Conclusions: These findings suggest that the C-SSRS is suitable for assessment of suicidal ideation and behavior in clinical and research settings.
So what is my conclusion? I don’t have one yet, but I have a high level of suspicion that the forces at work here are being driven rather than just serendipity. I’m suspicious that Dr. Gibbons fervor has a cause. I see two drug companies that stand to gain a lot by either pediatric approval or a lifting of the warning. I see a new suicidality scale being introduced and used in these studies, shepherded by the same author writing with Dr. Gibbons. I read the comments of a Biostatistician talking about physician motives and what needs to be done for patients – odd. And given the track record of this industry, in this specialty, in this time, I say that there’s enough here to try to keep this issue on the very front burner. On the other side of the coin, I don’t see a lot of evidence that these drugs are very effective in kids and adolescents in the published studies [tuning the quartet…, clinically insignificant study…] or in my own experience treating kids. Yes, I do use them. Yes I have seen them help, primarily in kids with an obsessive compulsive diathesis, but also at times with depression. But the idea that being careful with antidepressants in kids is depriving them of some kind of vital treatment is patently absurd from where I sit. Their effectiveness is such that one is glad when they do work [some], and hardly surprised when they don’t.

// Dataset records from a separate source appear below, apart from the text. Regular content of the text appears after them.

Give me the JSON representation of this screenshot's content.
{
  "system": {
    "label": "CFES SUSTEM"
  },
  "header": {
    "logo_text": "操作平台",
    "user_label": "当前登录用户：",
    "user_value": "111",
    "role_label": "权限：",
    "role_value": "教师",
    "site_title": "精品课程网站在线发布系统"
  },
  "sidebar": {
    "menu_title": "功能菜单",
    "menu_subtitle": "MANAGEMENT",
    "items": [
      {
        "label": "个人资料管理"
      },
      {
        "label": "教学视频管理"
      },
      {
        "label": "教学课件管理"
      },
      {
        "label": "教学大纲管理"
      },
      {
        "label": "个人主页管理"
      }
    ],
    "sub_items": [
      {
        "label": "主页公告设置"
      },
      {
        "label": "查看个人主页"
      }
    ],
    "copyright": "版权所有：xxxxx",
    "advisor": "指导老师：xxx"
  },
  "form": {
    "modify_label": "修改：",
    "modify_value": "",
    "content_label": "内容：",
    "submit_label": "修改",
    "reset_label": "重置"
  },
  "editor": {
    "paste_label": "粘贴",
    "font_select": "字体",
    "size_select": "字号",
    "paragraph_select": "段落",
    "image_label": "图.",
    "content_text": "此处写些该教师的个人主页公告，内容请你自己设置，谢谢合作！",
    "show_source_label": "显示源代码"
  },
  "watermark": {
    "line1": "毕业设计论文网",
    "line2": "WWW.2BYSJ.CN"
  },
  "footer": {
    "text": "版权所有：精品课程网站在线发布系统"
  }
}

how is it that the “archives of general psychiatry” provides a free full-text view of the gibbons article?
other articles are not accorded this status
is someone paying for this “free full-text view”?
Excellent point! It’s very unusual as best I can tell. I had the same suspicions…

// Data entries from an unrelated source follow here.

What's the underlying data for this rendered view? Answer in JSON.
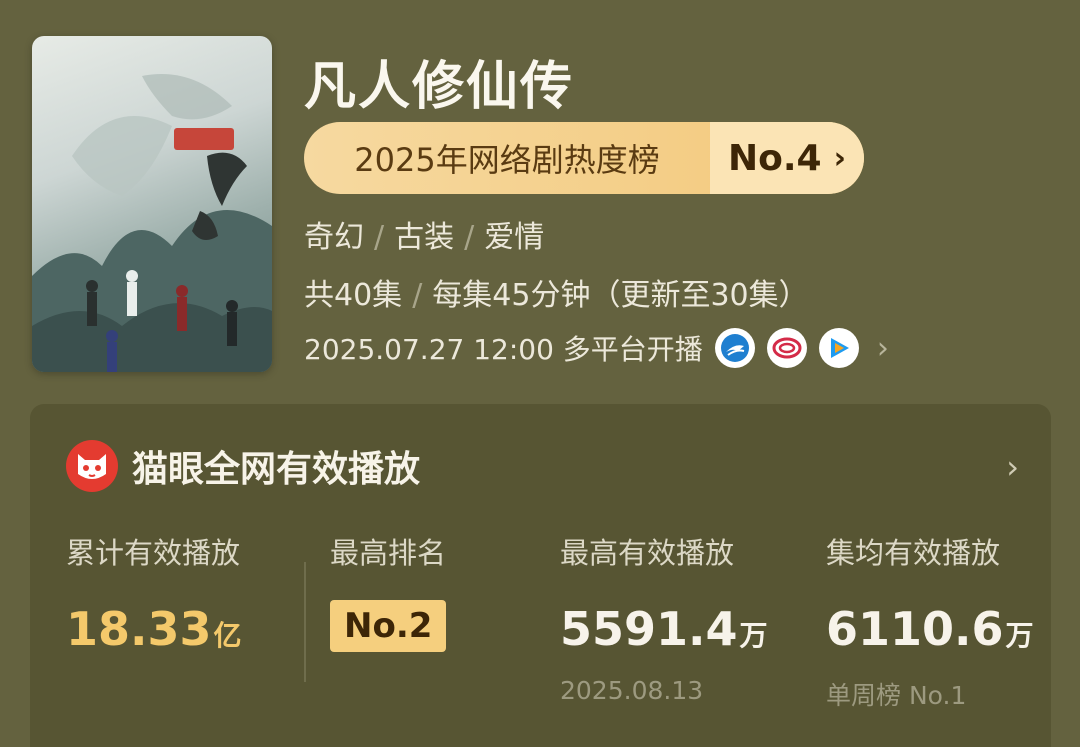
{
  "drama": {
    "title": "凡人修仙传",
    "rank_label": "2025年网络剧热度榜",
    "rank_value": "No.4",
    "rank_chevron": "›",
    "genres": [
      "奇幻",
      "古装",
      "爱情"
    ],
    "episodes_total": "共40集",
    "episode_length": "每集45分钟（更新至30集）",
    "premiere": "2025.07.27 12:00 多平台开播",
    "platform_icons": [
      "youku-icon",
      "mango-tv-icon",
      "tencent-video-icon"
    ],
    "more_chevron": "›"
  },
  "maoyan": {
    "title": "猫眼全网有效播放",
    "more_chevron": "›",
    "stats": {
      "cumulative": {
        "label": "累计有效播放",
        "value": "18.33",
        "unit": "亿"
      },
      "highest_rank": {
        "label": "最高排名",
        "value": "No.2"
      },
      "highest_play": {
        "label": "最高有效播放",
        "value": "5591.4",
        "unit": "万",
        "date": "2025.08.13"
      },
      "avg_play": {
        "label": "集均有效播放",
        "value": "6110.6",
        "unit": "万",
        "note": "单周榜 No.1"
      }
    }
  },
  "colors": {
    "background": "#64623f",
    "card": "#575533",
    "gold": "#f4c96b",
    "pill": "#f6d9a0",
    "maoyan_red": "#e43b30"
  }
}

I’ve been reading a lot of your posts. As a person who has been labelled as “bipolar” over a reaction to a drug, who discovered after years of useless and worse polypharmacy that the “depression” I was so afraid of having again was pernicious anemia, it gives me comfort to see someone who understands the numbers to say what I’ve been thinking for a long time.
When I last started feeling unexplained fatigue, I did not go to a psychiatrist and describe myself as depressed and I’m glad of it. That fatigue eventually proved itself to be one of the effects of Multiple Sclerosis. I have no doubt that had I subjected myself to the psychiatric industry I would have been prescribed one cocktail after another and would have been described as “treatment resistant”.
After my traumatic experience in nuclear forces the most twisting and damaging force I’ve dealt with is psychiatry. their labels, their dark prognostications, and their drugs.
I did work out a lot of childhood issues with therapy before therapists started asserting in the first meeting that they wanted to put me on an antidepressant to make therapy “easier”. I find it unaffordable, if not impossible to get any kind of talk therapy that is more about listening than imposing a school of therapeutic tactics. It offends me that so many mental health professionals make so much for doing so little for their patients, especially those with MDs who appear to believe that once a person has been diagnosed with a mental disorder EVERYTHING is in the patient’s head.
Why are the Archives of General Psychiatry and American Journal of Psychiatry etc. publishing articles with unintelligible charts and statistics? Isn’t this something the editorial board is supposed to review?
so what is the job of an editor? Especially for a professional journal?